From the best-selling author of Republic of Fear, here is a gritty and unflinching novel about Iraqi failure in the wake of the 2003 American invasion, as seen through the eyes of a Shi'ite militiaman whose participation in the execution of Saddam Hussein changes his life in ways he could never have anticipated.
When the nameless narrator stumbles upon a corpse on April 10, 2003, the day of the fall of Saddam Hussein, he finds himself swept up in the tumultuous politics of the American occupation and is taken on a journey that concludes with the discovery of what happened to his father, who disappeared into the Tyrant's gulag in 1991. When he was a child, his questions about his father were ignored by his mother and his uncle, in whose house he was raised. Older now, he is fighting in his uncle's Army of the Awaited One, which is leading an insurrection against the Occupier. He slowly begins to piece together clues about his father's fate, which turns out to be intertwined with that of the mysterious corpse. But not until the last hour before the Tyrant's execution is the narrator given the final piece of the puzzle - from Saddam Hussein himself.
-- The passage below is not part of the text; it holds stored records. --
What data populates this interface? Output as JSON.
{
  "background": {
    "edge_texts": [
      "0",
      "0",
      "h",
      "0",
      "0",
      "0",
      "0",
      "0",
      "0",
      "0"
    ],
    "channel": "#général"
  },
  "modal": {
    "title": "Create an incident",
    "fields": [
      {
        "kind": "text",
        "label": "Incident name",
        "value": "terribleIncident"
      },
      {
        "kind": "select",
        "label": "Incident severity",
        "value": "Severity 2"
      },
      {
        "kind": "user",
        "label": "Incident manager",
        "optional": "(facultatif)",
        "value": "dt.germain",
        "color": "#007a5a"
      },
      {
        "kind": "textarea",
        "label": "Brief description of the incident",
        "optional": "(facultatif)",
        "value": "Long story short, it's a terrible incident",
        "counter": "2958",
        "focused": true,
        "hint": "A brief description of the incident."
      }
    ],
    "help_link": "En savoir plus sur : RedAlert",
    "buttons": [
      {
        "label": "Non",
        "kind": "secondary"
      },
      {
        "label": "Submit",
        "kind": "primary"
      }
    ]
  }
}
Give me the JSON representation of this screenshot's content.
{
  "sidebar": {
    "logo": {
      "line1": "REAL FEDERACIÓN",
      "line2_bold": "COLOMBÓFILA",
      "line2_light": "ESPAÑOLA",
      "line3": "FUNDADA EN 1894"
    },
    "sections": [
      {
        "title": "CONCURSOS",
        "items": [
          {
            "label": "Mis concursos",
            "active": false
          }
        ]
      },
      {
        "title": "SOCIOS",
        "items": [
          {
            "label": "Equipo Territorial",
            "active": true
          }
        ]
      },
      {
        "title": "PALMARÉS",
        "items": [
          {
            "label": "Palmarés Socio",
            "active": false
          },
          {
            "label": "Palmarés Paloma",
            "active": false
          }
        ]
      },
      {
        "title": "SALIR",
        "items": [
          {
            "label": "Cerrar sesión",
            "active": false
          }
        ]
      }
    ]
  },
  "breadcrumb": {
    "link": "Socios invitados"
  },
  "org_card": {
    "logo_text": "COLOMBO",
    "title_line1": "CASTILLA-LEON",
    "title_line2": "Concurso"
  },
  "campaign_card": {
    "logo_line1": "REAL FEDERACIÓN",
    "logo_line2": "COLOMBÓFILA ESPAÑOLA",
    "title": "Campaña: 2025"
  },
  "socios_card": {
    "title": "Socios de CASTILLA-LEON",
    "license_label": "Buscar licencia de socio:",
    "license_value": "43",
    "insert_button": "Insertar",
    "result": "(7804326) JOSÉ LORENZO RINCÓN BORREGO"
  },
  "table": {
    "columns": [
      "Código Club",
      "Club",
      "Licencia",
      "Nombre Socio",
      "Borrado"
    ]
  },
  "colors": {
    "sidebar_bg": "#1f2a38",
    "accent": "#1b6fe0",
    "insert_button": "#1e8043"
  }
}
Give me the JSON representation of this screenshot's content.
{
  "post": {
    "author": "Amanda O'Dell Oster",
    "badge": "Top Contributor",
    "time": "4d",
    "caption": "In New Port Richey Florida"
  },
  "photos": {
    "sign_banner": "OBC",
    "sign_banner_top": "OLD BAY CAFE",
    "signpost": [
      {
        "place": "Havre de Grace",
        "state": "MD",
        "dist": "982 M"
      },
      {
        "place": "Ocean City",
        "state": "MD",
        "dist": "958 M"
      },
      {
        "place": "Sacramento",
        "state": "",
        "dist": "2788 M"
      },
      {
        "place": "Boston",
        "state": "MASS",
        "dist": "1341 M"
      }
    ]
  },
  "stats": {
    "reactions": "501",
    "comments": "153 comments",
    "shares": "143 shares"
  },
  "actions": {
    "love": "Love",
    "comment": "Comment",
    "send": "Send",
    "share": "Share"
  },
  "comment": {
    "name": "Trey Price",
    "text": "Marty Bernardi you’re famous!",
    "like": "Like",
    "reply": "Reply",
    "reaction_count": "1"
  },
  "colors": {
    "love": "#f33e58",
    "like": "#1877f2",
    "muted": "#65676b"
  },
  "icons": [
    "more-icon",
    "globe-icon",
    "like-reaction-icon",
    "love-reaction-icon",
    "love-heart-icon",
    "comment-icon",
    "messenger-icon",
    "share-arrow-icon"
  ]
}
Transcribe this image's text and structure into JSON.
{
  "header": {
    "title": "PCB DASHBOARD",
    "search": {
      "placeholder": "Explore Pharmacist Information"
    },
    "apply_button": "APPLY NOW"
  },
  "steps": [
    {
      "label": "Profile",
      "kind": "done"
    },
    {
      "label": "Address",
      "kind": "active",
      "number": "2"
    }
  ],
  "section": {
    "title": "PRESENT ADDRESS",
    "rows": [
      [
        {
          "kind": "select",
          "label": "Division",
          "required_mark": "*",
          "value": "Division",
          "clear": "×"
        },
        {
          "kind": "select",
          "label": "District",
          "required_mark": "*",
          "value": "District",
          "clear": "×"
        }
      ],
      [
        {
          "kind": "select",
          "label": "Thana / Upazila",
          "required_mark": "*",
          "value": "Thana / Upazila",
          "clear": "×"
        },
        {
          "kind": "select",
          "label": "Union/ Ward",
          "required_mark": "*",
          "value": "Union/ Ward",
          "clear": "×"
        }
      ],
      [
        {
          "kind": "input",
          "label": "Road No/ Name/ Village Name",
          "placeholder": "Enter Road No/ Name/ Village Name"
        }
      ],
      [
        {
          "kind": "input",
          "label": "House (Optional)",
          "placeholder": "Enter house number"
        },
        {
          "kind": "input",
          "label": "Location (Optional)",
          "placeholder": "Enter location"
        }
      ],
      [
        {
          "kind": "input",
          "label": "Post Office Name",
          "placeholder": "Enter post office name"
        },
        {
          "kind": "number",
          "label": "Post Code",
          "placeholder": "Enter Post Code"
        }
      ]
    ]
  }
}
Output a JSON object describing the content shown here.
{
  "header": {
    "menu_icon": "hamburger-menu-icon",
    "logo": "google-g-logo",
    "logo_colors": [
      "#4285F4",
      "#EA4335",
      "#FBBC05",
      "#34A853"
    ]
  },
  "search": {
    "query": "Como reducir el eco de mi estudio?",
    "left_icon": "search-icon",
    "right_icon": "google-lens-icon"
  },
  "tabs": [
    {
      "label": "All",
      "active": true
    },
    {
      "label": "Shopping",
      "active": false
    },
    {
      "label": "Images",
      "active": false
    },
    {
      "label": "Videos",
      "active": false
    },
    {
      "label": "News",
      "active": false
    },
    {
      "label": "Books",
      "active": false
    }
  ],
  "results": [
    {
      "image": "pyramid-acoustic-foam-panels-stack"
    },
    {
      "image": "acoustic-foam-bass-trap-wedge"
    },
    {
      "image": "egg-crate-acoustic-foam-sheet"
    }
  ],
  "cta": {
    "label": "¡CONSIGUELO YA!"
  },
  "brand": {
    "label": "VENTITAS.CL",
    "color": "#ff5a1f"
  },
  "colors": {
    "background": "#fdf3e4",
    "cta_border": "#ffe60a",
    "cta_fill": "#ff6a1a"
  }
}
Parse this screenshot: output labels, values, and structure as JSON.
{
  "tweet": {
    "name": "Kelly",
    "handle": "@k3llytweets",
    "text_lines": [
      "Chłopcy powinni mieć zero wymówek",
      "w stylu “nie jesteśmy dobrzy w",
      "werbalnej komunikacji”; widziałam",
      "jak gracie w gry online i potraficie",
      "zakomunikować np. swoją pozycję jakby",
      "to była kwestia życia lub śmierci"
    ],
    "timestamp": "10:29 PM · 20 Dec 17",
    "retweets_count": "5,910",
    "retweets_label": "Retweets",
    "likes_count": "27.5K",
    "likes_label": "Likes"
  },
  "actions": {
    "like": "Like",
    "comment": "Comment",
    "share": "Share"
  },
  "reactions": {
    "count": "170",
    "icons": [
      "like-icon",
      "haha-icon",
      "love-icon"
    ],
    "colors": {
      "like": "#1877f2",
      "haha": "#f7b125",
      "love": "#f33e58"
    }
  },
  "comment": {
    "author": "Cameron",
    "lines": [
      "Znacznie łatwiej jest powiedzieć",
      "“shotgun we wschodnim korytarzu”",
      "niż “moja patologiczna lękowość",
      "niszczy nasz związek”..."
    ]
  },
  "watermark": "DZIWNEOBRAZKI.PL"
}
The Rope is both a powerful examination of the birth of sectarian politics out of a legacy of betrayal, victimhood, secrecy, and loss and an enduring story about the haste with which identity is cobbled together and then undone. Told with fearless honesty and searing intensity, The Rope will haunt its listeners long after they finish the final minute.
I liked the way this fiction (I could say testimony ) was going and what the writer wanted to say. The writer was obviously caring about his country, and was writing from the heart. The narrative was really good, and enjoyable.